On the other hand, the AND circuit 2 input to the adder circuit 30
The addend from 5 to 28 is the same signal as the fine adjustment signal Sad, and is any number from "-8" to "+7". This addend can be arbitrarily set between -8 and +7 by operating a fine adjustment switch or the like.

Therefore, the pedestal level when the video information arrives can be arbitrarily set in the range from "78 (71+7)" to "52 (60-8)".

Application Example In the above embodiment, the pedestal level can be finely adjusted in the range of "-8" to "+7" by the fine adjustment circuit 31, but the range depends on the number of AND circuits in the fine adjustment circuit 31. can be arbitrarily changed by changing the number of bits of the fine adjustment signal Sad applied to the fine adjustment circuit 31.
This fine adjustment circuit 31 is not necessarily required.

Also, when setting up the pedestal level, the pedestal level must be set to 7.5 IRE according to the standard.
This 7.5IRE is
If the video signal is composed of an 8-bit signal, and the original pedestal level is set to a digital value of "60" and the 100% white level is set to a digital value of "200", the digital value corresponds to "70.5". and,
In the above embodiment, "71", which is "70.5" rounded to the nearest whole number, is set as the level of the set-up pedestal signal. However, the level of the set-up pedestal signal may be set to "70", which is the value of "70.5" rounded down to 1 or less.

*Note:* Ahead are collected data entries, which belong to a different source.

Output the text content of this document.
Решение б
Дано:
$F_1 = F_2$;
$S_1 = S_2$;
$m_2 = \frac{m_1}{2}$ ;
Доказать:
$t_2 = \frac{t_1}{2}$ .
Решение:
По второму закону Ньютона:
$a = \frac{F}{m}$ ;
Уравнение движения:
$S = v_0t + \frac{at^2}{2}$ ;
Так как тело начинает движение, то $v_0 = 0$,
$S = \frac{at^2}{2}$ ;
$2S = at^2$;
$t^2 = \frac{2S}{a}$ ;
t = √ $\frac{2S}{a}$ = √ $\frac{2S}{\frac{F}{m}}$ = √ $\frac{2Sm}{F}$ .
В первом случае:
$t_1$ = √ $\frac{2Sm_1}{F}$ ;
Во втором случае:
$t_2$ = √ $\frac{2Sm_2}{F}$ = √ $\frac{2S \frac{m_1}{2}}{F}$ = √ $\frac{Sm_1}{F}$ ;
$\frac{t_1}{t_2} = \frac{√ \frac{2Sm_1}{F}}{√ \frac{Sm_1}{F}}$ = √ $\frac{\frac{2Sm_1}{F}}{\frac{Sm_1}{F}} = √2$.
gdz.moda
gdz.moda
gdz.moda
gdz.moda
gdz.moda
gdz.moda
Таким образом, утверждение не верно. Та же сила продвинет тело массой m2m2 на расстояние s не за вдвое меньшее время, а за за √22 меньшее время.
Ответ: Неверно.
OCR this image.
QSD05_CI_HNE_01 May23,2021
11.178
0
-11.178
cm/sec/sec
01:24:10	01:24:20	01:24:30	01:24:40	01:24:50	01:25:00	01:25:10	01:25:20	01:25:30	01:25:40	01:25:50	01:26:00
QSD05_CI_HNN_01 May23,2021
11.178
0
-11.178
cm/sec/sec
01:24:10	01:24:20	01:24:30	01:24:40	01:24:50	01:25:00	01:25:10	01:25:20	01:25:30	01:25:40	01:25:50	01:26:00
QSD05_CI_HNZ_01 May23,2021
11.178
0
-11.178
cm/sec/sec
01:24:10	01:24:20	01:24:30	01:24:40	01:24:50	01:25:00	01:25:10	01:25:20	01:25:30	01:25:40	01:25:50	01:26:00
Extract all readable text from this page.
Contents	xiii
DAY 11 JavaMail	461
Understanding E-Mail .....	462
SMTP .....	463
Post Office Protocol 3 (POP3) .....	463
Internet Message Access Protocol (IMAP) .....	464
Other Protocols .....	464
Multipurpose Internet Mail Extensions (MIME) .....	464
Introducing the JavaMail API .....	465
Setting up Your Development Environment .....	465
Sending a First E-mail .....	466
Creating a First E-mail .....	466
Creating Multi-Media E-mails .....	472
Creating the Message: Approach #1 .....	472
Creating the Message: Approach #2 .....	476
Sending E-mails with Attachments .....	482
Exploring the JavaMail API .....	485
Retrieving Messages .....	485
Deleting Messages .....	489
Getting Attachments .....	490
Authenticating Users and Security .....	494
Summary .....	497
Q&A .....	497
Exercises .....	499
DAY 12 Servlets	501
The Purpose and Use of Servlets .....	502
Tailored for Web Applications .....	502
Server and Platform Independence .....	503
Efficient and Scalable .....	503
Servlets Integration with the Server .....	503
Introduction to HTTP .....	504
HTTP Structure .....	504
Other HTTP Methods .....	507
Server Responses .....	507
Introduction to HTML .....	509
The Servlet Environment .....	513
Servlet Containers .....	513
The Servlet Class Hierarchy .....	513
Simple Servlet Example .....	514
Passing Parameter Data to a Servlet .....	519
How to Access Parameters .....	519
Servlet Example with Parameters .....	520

Effects As described above, the pedestal signal generation circuit of the present invention is controlled by a composite blanking signal whose level changes depending on the presence or absence of video information and a pedestal level deviation signal which biases the pedestal level, and each horizontal When video information does not arrive in a period, a pedestal signal having a digital value corresponding to a predetermined pedestal level is generated, and when video information arrives in each horizontal period, the signal is shifted from the predetermined pedestal level depending on the presence or absence of the pedestal level deviation signal. The pedestal signal is characterized in that it generates a pedestal signal having a digital value corresponding to a level with an appropriate level deviation or a pedestal signal having a digital value corresponding to the predetermined pedestal level, and therefore the pedestal level By applying or not applying the bias signal, the pedestal level at the time of arrival of the video information in each horizontal cycle can be made to deviate from a predetermined value, or can be kept at a predetermined value. Since digital technology can deviate the pedestal level from a predetermined value or maintain it at a predetermined value, the pedestal signal generation circuit can be configured by a combination of logic gates such as AND circuits and NOT circuits. The circuit configuration can be made extremely simple.

[Brief explanation of drawings]

The drawings are for explaining an example of the implementation of the pedestal signal generation circuit of the present invention. Fig. 1 is a block diagram showing the entire color video camera circuit in which the pedestal signal generation circuit of the present invention is used, and Fig. 2 shows various types of circuits. FIG. 3 is a circuit diagram of the pedestal signal generating circuit of the present invention. Explanation of symbols, 21...Pedestal signal generation circuit, Scb...Composite signal, Ssetup...Pedestal level deviation signal, Ep...Pedestal signal.

Claims (1)

[Claims] 1 The pedestal is controlled by a composite blanking signal whose level differs depending on the presence or absence of video information and a signal that biases the pedestal level, and has a digital value corresponding to a predetermined pedestal level when video information does not arrive in each horizontal period. a pedestal signal that generates a signal and has a digital value corresponding to a level that is appropriately level-deviated from the predetermined pedestal level depending on the presence or absence of the pedestal level deviation signal when video information arrives in each horizontal period; A pedestal signal generation circuit, characterized in that it generates a pedestal signal having a digital value corresponding to a pedestal level.